Nuclear Ca2+ sparks and waves mediated by inositol 1,4,5-trisphosphate receptors in neonatal rat cardiomyocytes.

Dynamic nuclear Ca(2+) signals play pivotal roles in diverse cellular functions including gene transcription, cell growth, differentiation, and apoptosis. Here we report a novel nuclear Ca(2+) regulatory mechanism mediated by inositol 1,4,5-trisphosphate receptors (IP(3)Rs) around the nucleus in developing cardiac myocytes. Activation of IP(3)Rs by alpha(1)-adrenergic receptor (alpha(1)AR) stimulation or by IP(3) application (in saponin-permeabilized cells) increases Ca(2+) spark frequency preferentially in the region around the nucleus in neonatal rat ventricular myocytes. A nuclear enrichment of IP(3)R distribution supports the higher responsiveness of Ca(2+) release in this particular region. Strikingly, we observed "nuclear Ca(2+)waves" that engulf the entire nucleus without spreading into the bulk cytosol. alpha(1)AR stimulation enhances the occurrence of nuclear Ca(2+) waves and confers them the ability to trigger cytosolic Ca(2+) waves via IP(3)R-dependent pathways.

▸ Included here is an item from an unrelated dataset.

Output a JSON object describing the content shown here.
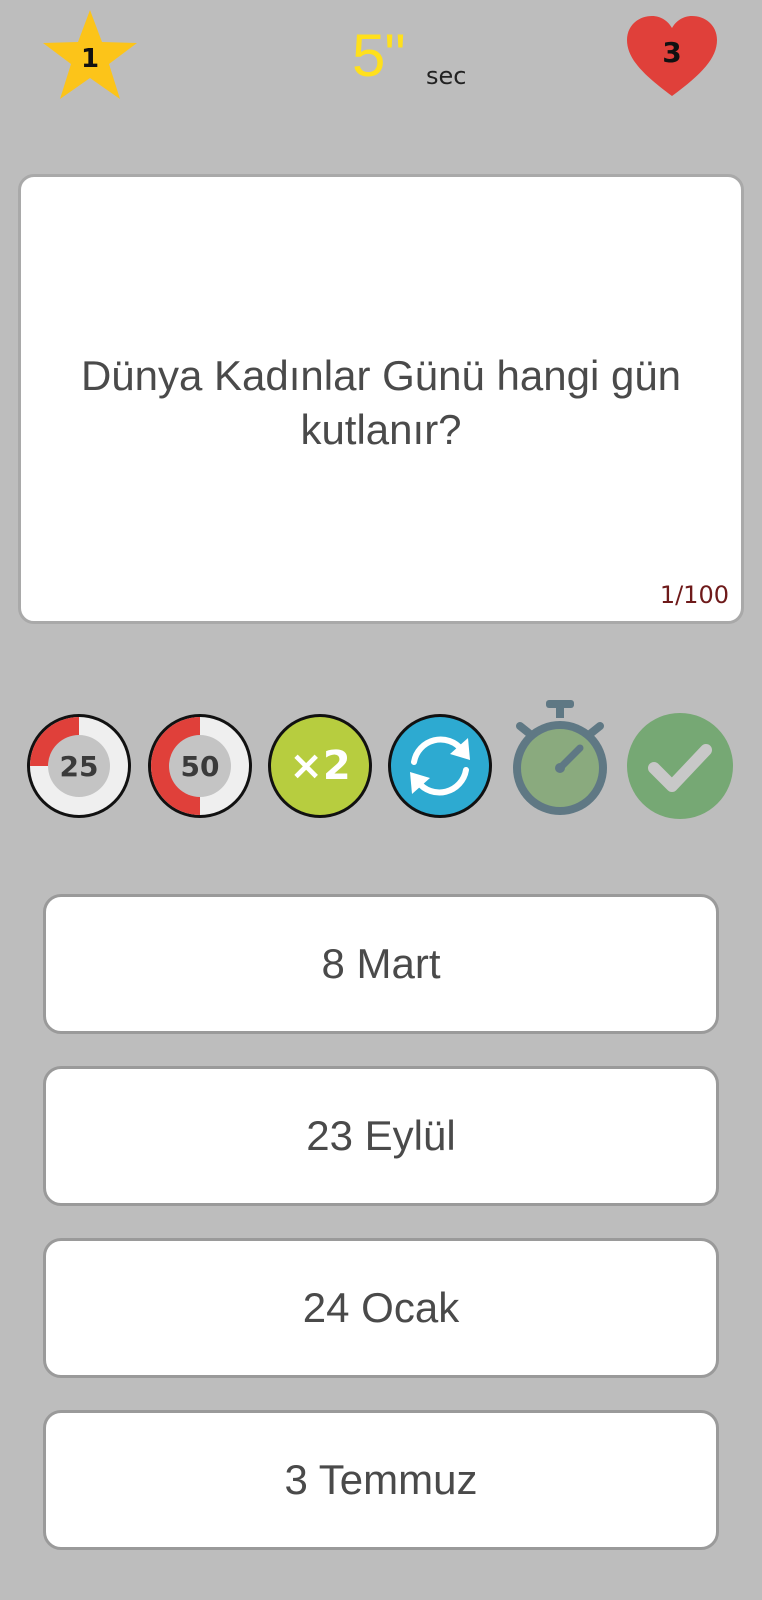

This finding accounts, at least partly, for a profound frequency-dependent modulation of global Ca(2+) oscillations during alpha(1)AR stimulation. Thus, IP(3)R-mediated Ca(2+) waves traveling in the nuclear region provide active, autonomous regulation of nuclear Ca(2+) signaling, which provides for not only the local signal transduction, but also a pacemaker to drive global Ca(2+) transient in the context of alpha(1)AR stimulation in developing cardiac myocytes.